Sunday, March 8, 2009

Unit 3


Task 1 – Which teaching models have influenced current teaching practices? Give a brief summary of each.

Grammar – translation
Converting words between languages

Audio – lingualism
Over learning of the language

Presentation, Practice and Production (PPP)
Teacher explains the context, situation and form of the English language

Task-Based learning
Students are issued a task to complete in English

Communicative Language Teaching
Structure less method of practicing real life situations

Community Language Learning
Students teach each other using their own topics

The silent way
Teacher remains silent whilst students discover English for themselves

Relaxation routine which increases intake of information

The Lexical Approach
Practicing words and phrases to build a dialogue of information
Task 2 – State five ‘engage’, five ‘study’ and five ‘activate’ stage activities (also give the probable language level of the students):

Engage –
Pictures – Beginners to Intermediate
Games – Beginners to Intermediate
Video – Beginners to Advanced
Radio – Intermediate to Advanced
Short texts – Intermediate to Advanced

Study –
Word order scrambling – Pre / Lower Intermediate to Upper Intermediate
Teacher explains sentence structure – Beginners to Upper Intermediate
Pronunciation practice – Beginners to Intermediate
Teach spelling using puzzles and games – Beginners to Upper Intermediate
Analyze English text samples – Pre / Lower Intermediate to Advanced

Activate -
Role-play – Intermediate to Advanced
Surveys – Intermediate to Advanced
Communication games – Beginners to Upper Intermediate
Debate discussion – Intermediate to Advanced
Story building – Elementary to Advanced

Task 3 – Structure an ESA (straight arrow pattern) based lesson for an elementary level class in which the learners would learn the vocabulary of clothes and be able to use it when describing what people wear and are wearing:

Show some pictures of famous people out of a magazine and then match the English names to the clothes people are wearing in the pictures or ask the students to pair up and declare what their partner is wearing.

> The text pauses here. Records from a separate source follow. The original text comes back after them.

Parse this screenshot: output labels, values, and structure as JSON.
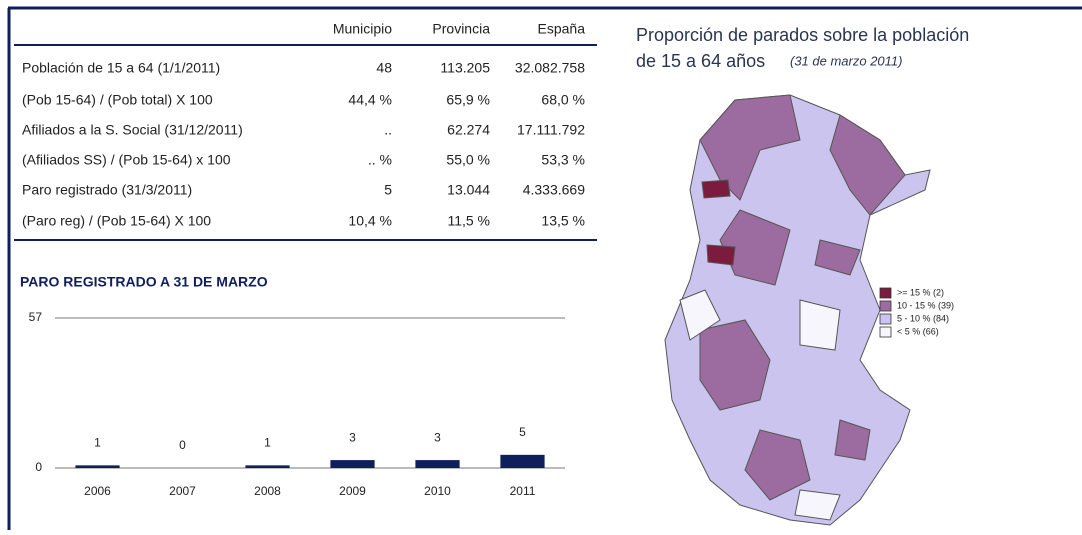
{
  "table": {
    "header": [
      "Municipio",
      "Provincia",
      "España"
    ],
    "rows": [
      {
        "label": "Población de 15 a 64 (1/1/2011)",
        "cells": [
          "48",
          "113.205",
          "32.082.758"
        ]
      },
      {
        "label": "(Pob 15-64) / (Pob total) X 100",
        "cells": [
          "44,4  %",
          "65,9  %",
          "68,0  %"
        ]
      },
      {
        "label": "Afiliados a la S. Social (31/12/2011)",
        "cells": [
          "..",
          "62.274",
          "17.111.792"
        ]
      },
      {
        "label": "(Afiliados SS) / (Pob 15-64) x 100",
        "cells": [
          "..  %",
          "55,0  %",
          "53,3  %"
        ]
      },
      {
        "label": "Paro registrado (31/3/2011)",
        "cells": [
          "5",
          "13.044",
          "4.333.669"
        ]
      },
      {
        "label": "(Paro reg) / (Pob 15-64) X 100",
        "cells": [
          "10,4  %",
          "11,5  %",
          "13,5  %"
        ]
      }
    ]
  },
  "chart_data": {
    "type": "bar",
    "title": "PARO REGISTRADO A 31 DE MARZO",
    "categories": [
      "2006",
      "2007",
      "2008",
      "2009",
      "2010",
      "2011"
    ],
    "values": [
      1,
      0,
      1,
      3,
      3,
      5
    ],
    "color": "#0f1f5c",
    "ylim": [
      0,
      57
    ],
    "yticks": [
      0,
      57
    ],
    "grid": true
  },
  "map": {
    "title": "Proporción de parados sobre la población",
    "title2": "de 15 a 64 años",
    "subtitle": "(31 de marzo 2011)",
    "legend": [
      {
        "label": ">= 15 %  (2)",
        "color": "#7b1b3d"
      },
      {
        "label": "10 - 15 %  (39)",
        "color": "#9c6b9f"
      },
      {
        "label": "5 - 10 %  (84)",
        "color": "#cbc4ee"
      },
      {
        "label": "< 5 %  (66)",
        "color": "#f6f6fc"
      }
    ]
  }
}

Explain some basic sentence structures and pronunciation and then demonstrate some word scrambling on the white/blackboard whilst letting the students put the scrambled words together.

Role-play a situation in which someone is buying some new clothes from a store and correct their pronunciation and sentence structure errors.

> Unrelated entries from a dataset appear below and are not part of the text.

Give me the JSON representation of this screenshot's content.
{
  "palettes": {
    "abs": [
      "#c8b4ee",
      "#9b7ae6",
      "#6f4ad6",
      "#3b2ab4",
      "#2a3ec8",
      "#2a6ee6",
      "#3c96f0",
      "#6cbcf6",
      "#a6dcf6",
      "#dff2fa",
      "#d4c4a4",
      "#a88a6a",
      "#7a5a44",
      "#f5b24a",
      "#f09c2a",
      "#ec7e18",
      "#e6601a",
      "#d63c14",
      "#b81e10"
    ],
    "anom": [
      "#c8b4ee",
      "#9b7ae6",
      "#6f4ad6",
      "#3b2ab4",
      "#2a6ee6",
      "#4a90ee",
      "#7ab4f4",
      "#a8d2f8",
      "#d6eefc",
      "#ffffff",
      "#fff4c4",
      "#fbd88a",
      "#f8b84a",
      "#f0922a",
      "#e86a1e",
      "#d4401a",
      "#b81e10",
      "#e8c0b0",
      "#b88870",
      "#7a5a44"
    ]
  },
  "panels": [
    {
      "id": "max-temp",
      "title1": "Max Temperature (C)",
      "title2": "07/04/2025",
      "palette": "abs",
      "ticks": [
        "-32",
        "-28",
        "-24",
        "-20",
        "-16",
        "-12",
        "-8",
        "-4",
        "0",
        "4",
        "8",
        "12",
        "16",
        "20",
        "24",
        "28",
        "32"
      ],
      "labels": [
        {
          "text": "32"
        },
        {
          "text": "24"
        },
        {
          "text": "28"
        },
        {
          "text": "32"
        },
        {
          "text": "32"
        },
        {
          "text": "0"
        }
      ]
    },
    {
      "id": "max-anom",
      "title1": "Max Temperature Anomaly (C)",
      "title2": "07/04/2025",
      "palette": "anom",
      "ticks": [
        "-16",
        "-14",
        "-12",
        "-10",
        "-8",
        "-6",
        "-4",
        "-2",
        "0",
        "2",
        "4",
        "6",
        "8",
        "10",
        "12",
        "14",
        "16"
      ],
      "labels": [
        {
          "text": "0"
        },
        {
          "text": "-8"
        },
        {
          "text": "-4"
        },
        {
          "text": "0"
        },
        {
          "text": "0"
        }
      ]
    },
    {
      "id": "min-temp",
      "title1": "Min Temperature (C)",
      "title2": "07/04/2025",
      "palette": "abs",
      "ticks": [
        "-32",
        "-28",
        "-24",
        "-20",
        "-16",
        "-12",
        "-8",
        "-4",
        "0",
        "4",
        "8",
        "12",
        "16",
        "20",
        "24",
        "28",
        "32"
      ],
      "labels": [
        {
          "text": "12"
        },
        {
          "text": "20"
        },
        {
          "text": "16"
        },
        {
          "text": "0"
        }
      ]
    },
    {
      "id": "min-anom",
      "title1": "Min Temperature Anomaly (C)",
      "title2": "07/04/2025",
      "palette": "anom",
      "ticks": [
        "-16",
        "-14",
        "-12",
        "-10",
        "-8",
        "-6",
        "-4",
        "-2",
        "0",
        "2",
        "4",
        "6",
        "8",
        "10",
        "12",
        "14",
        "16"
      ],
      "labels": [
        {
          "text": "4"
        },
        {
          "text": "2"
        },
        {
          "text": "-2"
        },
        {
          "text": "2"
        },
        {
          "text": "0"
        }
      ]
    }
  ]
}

Task 4 – Structure an ESA (boomerang pattern) based lesson for teaching language commonly used for shopping, so that students can ask for, find the price for and purchase everyday food and clothing items:

Ask students what they would most likely be shopping for if they were in another country.

Activate 1
Perform a role-play where the student is the customer purchasing products relating to the previous step.

Assess where students made errors, correct these errors and explain them to the students the reasons why they were incorrect.

Activate 2
Conduct another role-play activity which uses the corrected dialogue.

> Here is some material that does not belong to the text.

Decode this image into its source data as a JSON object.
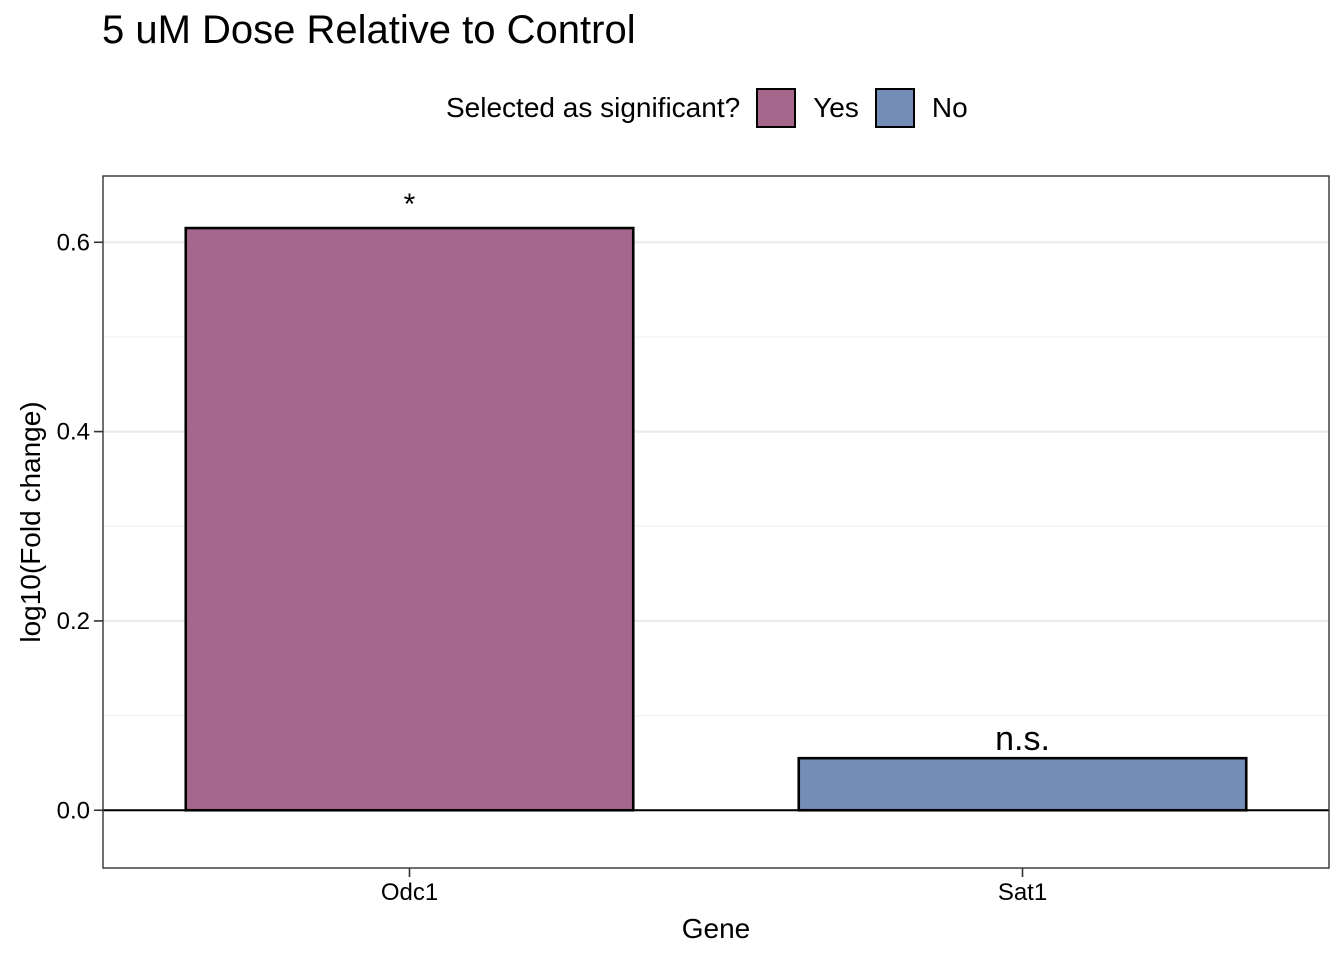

Task 5 – How, what and when would you correct mistakes/errors made during the following stages. Also give an example of a typical anticipated error for each:

Engage stage –
How: Self correction or put the error on the board or ask if anyone has noticed an error.
When: After the student who made the error has finished speaking.
What: Mispronunciation, incorrect sentence structures.
E.g. a student says ‘I is riding a bicycle’ instead of ‘I am riding a bicycle’.

Study stage -
How: Correct the students’ mistakes using a code to hint the error and allow self correction.
When: After the student has completed the assigned task.
What: Misspelling, incorrect sentence structure.
E.g. student spells ‘Happy’ like ‘Hapy’.

Activate stage -
How: Ask if students noticed something wrong any of the performances.
When: At the end of the activity.
What: Incorrect speech, pronunciation, translation, grammar.
E.g. Student asks during role-play activity ‘Could I please buy eleventeen apples’.